Backblaze hard drive stats and time series databases
Backblaze publishes quarterly hard drive statistics. The data files are in CSV format and contain one row per day per drive. The model and capacity are given, as well as a large array of SMART attributes. The SMART data is relatively sparse — most drive models only report a few SMART attributes. A couple potential uses for this dataset:
- Calculate the reliability of different drives. The failure rate can then be taken into account when calculating the lifetime cost of a storage array.
- Use SMART data to predict future drive failures.
My goal today, however, was to try out some time series databases. I began importing the data into InfluxDB using a simple script built on influxdb-python, but stopped after I realized it was going to take about 10 hours to run (5k records/sec ingestion rate). Running the import script without actually connecting to InfluxDB was projected at about 2 hours, so it's entirely plausible that the majority of the overhead was on the Python side of things. It would be interesting to rewrite the import script in a lower level language like Rust or Go and see how it compares. I decided not to play around with InfluxDB more today, because I already use it fairly often at work.

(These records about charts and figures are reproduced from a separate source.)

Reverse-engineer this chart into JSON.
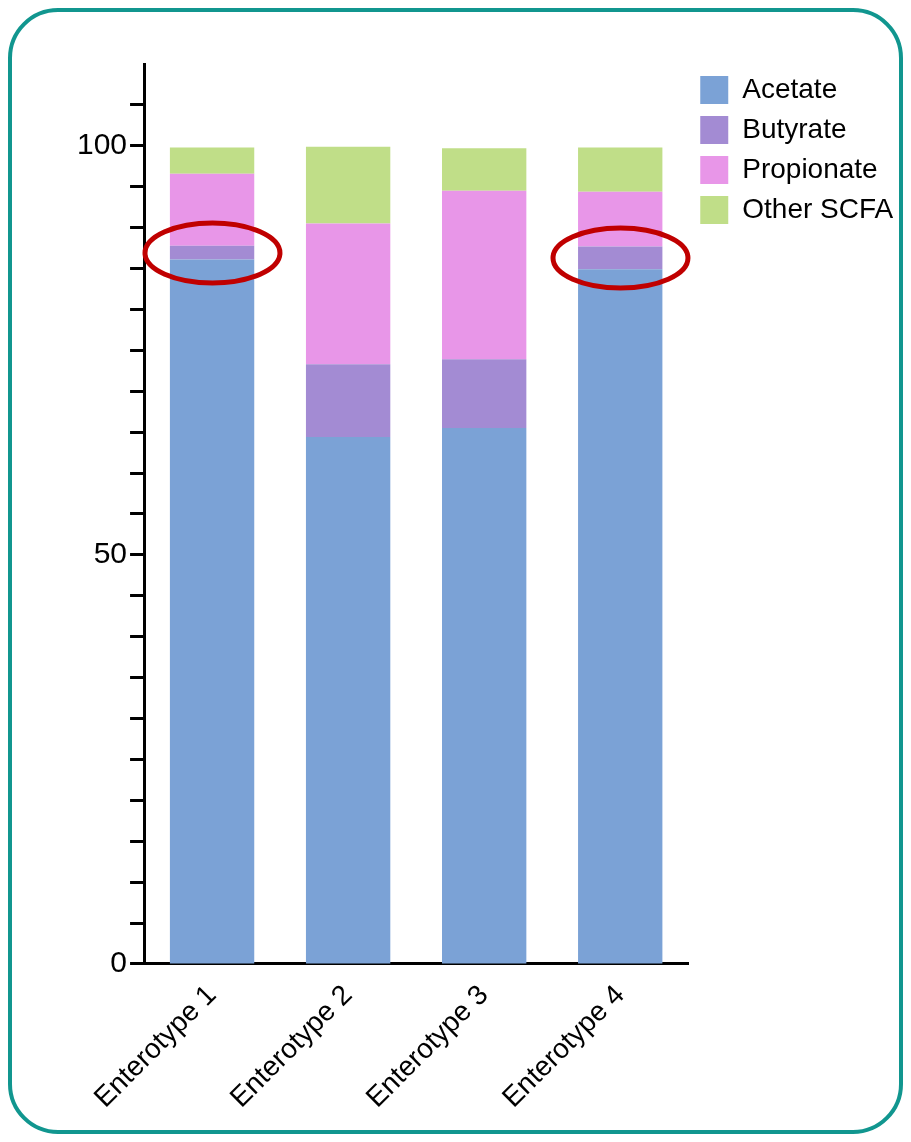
{
  "chart_data": {
    "type": "bar",
    "stacked": true,
    "categories": [
      "Enterotype 1",
      "Enterotype 2",
      "Enterotype 3",
      "Enterotype 4"
    ],
    "series": [
      {
        "name": "Acetate",
        "color": "#7ba2d6",
        "values": [
          86.1,
          64.4,
          65.5,
          84.9
        ]
      },
      {
        "name": "Butyrate",
        "color": "#a38bd3",
        "values": [
          1.7,
          8.9,
          8.4,
          2.8
        ]
      },
      {
        "name": "Propionate",
        "color": "#e896e8",
        "values": [
          8.8,
          17.2,
          20.6,
          6.7
        ]
      },
      {
        "name": "Other SCFA",
        "color": "#c0de88",
        "values": [
          3.2,
          9.4,
          5.2,
          5.4
        ]
      }
    ],
    "ylim": [
      0,
      110
    ],
    "yticks": [
      0,
      {
        "value": 5,
        "label": null
      },
      {
        "value": 10,
        "label": null
      },
      {
        "value": 15,
        "label": null
      },
      {
        "value": 20,
        "label": null
      },
      {
        "value": 25,
        "label": null
      },
      {
        "value": 30,
        "label": null
      },
      {
        "value": 35,
        "label": null
      },
      {
        "value": 40,
        "label": null
      },
      {
        "value": 45,
        "label": null
      },
      50,
      {
        "value": 55,
        "label": null
      },
      {
        "value": 60,
        "label": null
      },
      {
        "value": 65,
        "label": null
      },
      {
        "value": 70,
        "label": null
      },
      {
        "value": 75,
        "label": null
      },
      {
        "value": 80,
        "label": null
      },
      {
        "value": 85,
        "label": null
      },
      {
        "value": 90,
        "label": null
      },
      {
        "value": 95,
        "label": null
      },
      100,
      {
        "value": 105,
        "label": null
      }
    ],
    "grid": false,
    "legend": "top right"
  }
}
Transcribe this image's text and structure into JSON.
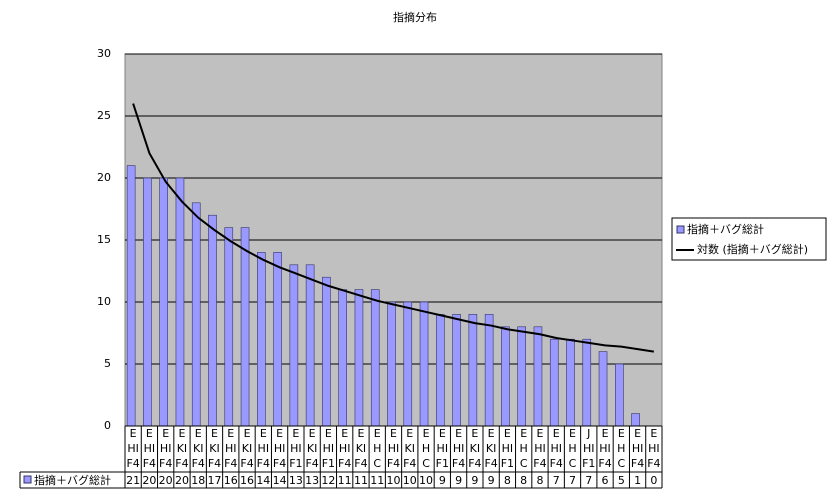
{
  "chart_data": {
    "type": "bar",
    "title": "指摘分布",
    "categories": [
      [
        "E",
        "HI",
        "F4"
      ],
      [
        "E",
        "HI",
        "F4"
      ],
      [
        "E",
        "HI",
        "F4"
      ],
      [
        "E",
        "KI",
        "F4"
      ],
      [
        "E",
        "KI",
        "F4"
      ],
      [
        "E",
        "KI",
        "F4"
      ],
      [
        "E",
        "HI",
        "F4"
      ],
      [
        "E",
        "KI",
        "F4"
      ],
      [
        "E",
        "HI",
        "F4"
      ],
      [
        "E",
        "HI",
        "F4"
      ],
      [
        "E",
        "HI",
        "F1"
      ],
      [
        "E",
        "KI",
        "F4"
      ],
      [
        "E",
        "HI",
        "F1"
      ],
      [
        "E",
        "HI",
        "F4"
      ],
      [
        "E",
        "KI",
        "F4"
      ],
      [
        "E",
        "H",
        "C"
      ],
      [
        "E",
        "HI",
        "F4"
      ],
      [
        "E",
        "KI",
        "F4"
      ],
      [
        "E",
        "H",
        "C"
      ],
      [
        "E",
        "HI",
        "F1"
      ],
      [
        "E",
        "HI",
        "F4"
      ],
      [
        "E",
        "KI",
        "F4"
      ],
      [
        "E",
        "KI",
        "F4"
      ],
      [
        "E",
        "HI",
        "F1"
      ],
      [
        "E",
        "H",
        "C"
      ],
      [
        "E",
        "HI",
        "F4"
      ],
      [
        "E",
        "HI",
        "F4"
      ],
      [
        "E",
        "H",
        "C"
      ],
      [
        "J",
        "HI",
        "F1"
      ],
      [
        "E",
        "HI",
        "F4"
      ],
      [
        "E",
        "H",
        "C"
      ],
      [
        "E",
        "HI",
        "F4"
      ],
      [
        "E",
        "HI",
        "F4"
      ]
    ],
    "series": [
      {
        "name": "指摘＋バグ総計",
        "color": "#9999ff",
        "values": [
          21,
          20,
          20,
          20,
          18,
          17,
          16,
          16,
          14,
          14,
          13,
          13,
          12,
          11,
          11,
          11,
          10,
          10,
          10,
          9,
          9,
          9,
          9,
          8,
          8,
          8,
          7,
          7,
          7,
          6,
          5,
          1,
          0
        ]
      },
      {
        "name": "対数 (指摘＋バグ総計)",
        "color": "#000000",
        "type": "line",
        "values": [
          26.0,
          22.0,
          19.7,
          18.1,
          16.8,
          15.8,
          14.9,
          14.1,
          13.4,
          12.8,
          12.3,
          11.8,
          11.3,
          10.9,
          10.5,
          10.1,
          9.8,
          9.5,
          9.2,
          8.9,
          8.6,
          8.3,
          8.1,
          7.8,
          7.6,
          7.4,
          7.1,
          6.9,
          6.7,
          6.5,
          6.4,
          6.2,
          6.0
        ]
      }
    ],
    "ylim": [
      0,
      30
    ],
    "yticks": [
      0,
      5,
      10,
      15,
      20,
      25,
      30
    ],
    "grid": true,
    "plot_color": "#c0c0c0"
  }
}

Next, I tried out TimescaleDB, a Postgres extension for time series data. I've had good experiences with Postgres in the past, so it seemed promising. To import the Backblaze CSV data, I used the timescaledb-parallel-copy program, which chunks the CSV data and runs several COPY
commands in parallel. It took about 45 minutes to import the full dataset (70k records/sec ingestion rate).
TimescaleDB has a neat compression feature that takes advantage of the fact that time series tend to be fairly predictable. They claim to achieve 91-96% compression on real-world datasets. When I tried this out on the Backblaze dataset, the Postgres data directory ended up 53% larger. A VACUUM FULL
did not resolve it. I'm likely doing something wrong. More experimentation needed!